8. Data Analysis: House Sizes and Collinearity
Open the file
House_Data.csv
using the command:
house = read.csv("House_Data.csv")
This dataset is a version of the dataset posted at https://www.kaggle.com/
c/house-prices-advanced-regression-techniques/overview. The data
itself is real; I just pruned various outliers to make the following data analysis
slightly easier.
In the following, I denote by Ai
, Fi and Si the lot area, first floor area and
second floor area of the i’th house. In the dataset, these can be accessed by
writing:
house$LotArea[i], house$X1stFlrSF[i], house$X2ndFlrSF[i]
We will consider the following “full” regression model
Ai = α + β1Fi + β2Si + i (8.1)
and the two “sub-”models
Ai = α + β1Fi + i (8.2)
and
Ai = α + β2Si + i
. (8.3)
Note: Equations (8.1), (8.2) and (8.3) are three different models - I’m not
writing down one model where all three of these equations hold simultaneously!
In reality none of these models are quite true, and when you fit them you will
not get the same estimates for α, β1, β2, i
in all three models.
(1) Plot Fi vs Si
. Do you notice anything about their relationship?
(2) Use the lm function to fit all three models and find p-values for the
parameters α, β1, β2.
5Again, computing the Bayes error rate requires you to know (or assume you know) the
true data-generating process.
7
(3) When you fit model (8.1), are the p-values for β1, β2 below 0.05? What
about the p-values when you fit models (8.2) and (8.3)? Comment on
any discrepancy, perhaps in light of the plot in the first part of the
question.
(4) In the first three parts of the question, I told you to plot Fi
, Si together
and then fit three models for Ai
. In light of the plot from part (1) (and
common-sense observations about the relationship between Ai
, Fi
, Si),
suggest a modelling procedure that would have produced better results.
9. Simulation Study: Bootstrap
There are several closely-related algorithms called “the boostrap.” We first
describe the bootstrap that will be studied in this question.
We have some parametric model {fθ}θ∈Θ, data X1, . . . , Xn ∈ R, and estimator
ˆθ : R
n
7→ Θ taking a dataset to a parameter value.

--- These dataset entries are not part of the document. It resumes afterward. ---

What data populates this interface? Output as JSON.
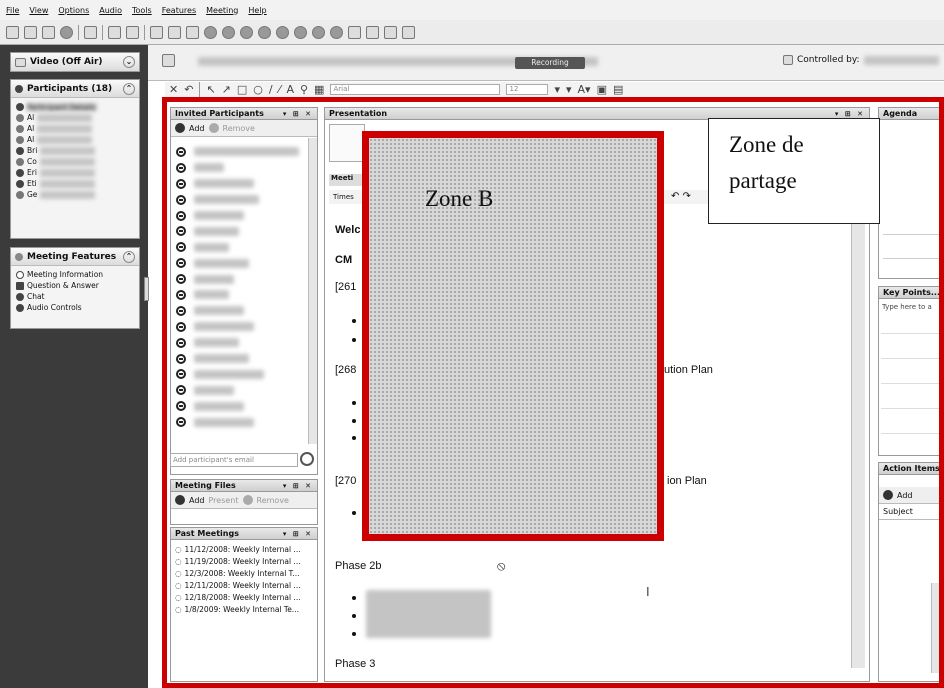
{
  "menu": [
    "File",
    "View",
    "Options",
    "Audio",
    "Tools",
    "Features",
    "Meeting",
    "Help"
  ],
  "sidebar": {
    "video": {
      "title": "Video (Off Air)"
    },
    "participants": {
      "title": "Participants (18)",
      "first_item": "Participant Details",
      "items": [
        "Al",
        "Al",
        "Al",
        "Bri",
        "Co",
        "Eri",
        "Eti",
        "Ge"
      ]
    },
    "features": {
      "title": "Meeting Features",
      "items": [
        "Meeting Information",
        "Question & Answer",
        "Chat",
        "Audio Controls"
      ]
    }
  },
  "session": {
    "recording": "Recording",
    "controlled_by": "Controlled by:"
  },
  "draw_toolbar": {
    "font": "Arial",
    "size": "12"
  },
  "invited": {
    "title": "Invited Participants",
    "add": "Add",
    "remove": "Remove",
    "email_placeholder": "Add participant's email"
  },
  "files": {
    "title": "Meeting Files",
    "add": "Add",
    "present": "Present",
    "remove": "Remove"
  },
  "past": {
    "title": "Past Meetings",
    "items": [
      "11/12/2008: Weekly Internal ...",
      "11/19/2008: Weekly Internal ...",
      "12/3/2008: Weekly Internal T...",
      "12/11/2008: Weekly Internal ...",
      "12/18/2008: Weekly Internal ...",
      "1/8/2009: Weekly Internal Te..."
    ]
  },
  "presentation": {
    "title": "Presentation",
    "tab": "Meeti",
    "toolbar_text": "Times",
    "welcome": "Welc",
    "cm": "CM",
    "item1": "[261",
    "item2": "[268",
    "item2_tail": "ution Plan",
    "item3": "[270",
    "item3_tail": "ion Plan",
    "phase2b": "Phase 2b",
    "phase3": "Phase 3"
  },
  "agenda": {
    "title": "Agenda"
  },
  "keypoints": {
    "title": "Key Points...",
    "placeholder": "Type here to a"
  },
  "actions": {
    "title": "Action Items",
    "add": "Add",
    "column": "Subject"
  },
  "annotations": {
    "zone_b": "Zone B",
    "zone_partage_1": "Zone de",
    "zone_partage_2": "partage"
  },
  "colors": {
    "highlight_border": "#cc0000",
    "sidebar_bg": "#3b3b3b"
  }
}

A single bootstrap
replicate is obtained by the following algorithm:
(1) Sample X∗
1
, . . . , X∗
n uniformly and with replacement from the dataset
X1, . . . , Xn.
(2) Return Θ∗ = ˆθ(X∗
1
, . . . , X∗
n
).
Denote by θ0 ∈ Θ the “true” parameter, F the true distribution of ˆθ(X1, . . . , Xn),
and Fboot the distribution of Θ∗
.
(1) Consider the parametric model fθ = N(θ, 1) with the usual MLE ˆθ =
1
n
Pn
i=1 Xi
. Fix n = 100 and θ = 0. Do a simulation study and plot
the densities of both F and Fboot. Do they look similar? 6
(2) Consider the parametric model fθ = Unif[0, θ]. Show that the MLE is
ˆθ = max(X1, . . . , Xn).
(3) Set n = 100 and θ = 1. Do a simulation study to plot the densities
of both F and Fboot for the setup in part (2).7 Do they look similar?
If not, comment on what would “go wrong” if you used Fboot as a
surrogate for F.
Depending on how you plot initially, the densities might be “squished”
and hard to see - rescale your x- and y-axes until you get a good luck,
6
It is possible to compute F exactly, but computing Fboot is much harder. Rather than
trying to do this, you should take many samples from Fboot using the bootstrap algorithm
given at the start of the question, then plot the histogram or density plot of this sample.
7As in the previous part of the question, you can estimate F and Fboot by simulating from
the appropriate densities and plotting the empirical distribution of the densities. However,
it is not terribly difficult to compute both of these densities exactly using only tools from
MAT2371/2377. If you can do these computations, you may find it easier to plot and
compare them.
8
and comment in particular on the values in intervals that are very close
to 1, such as [0.998, 1].
10. Logistic Regression Practice
Do Parts (a,b,c,d,e) of Question 10 from Chapter 4 of the textbook.
Comment on the quality of the result.
9
版权所有:编程辅导网 2021 All Rights Reserved 联系方式:QQ:99515681 微信:codinghelp 电子信箱:99515681@qq.com
免责声明:本站部分内容从网络整理而来,只供参考!如有版权问题可联系本站删除。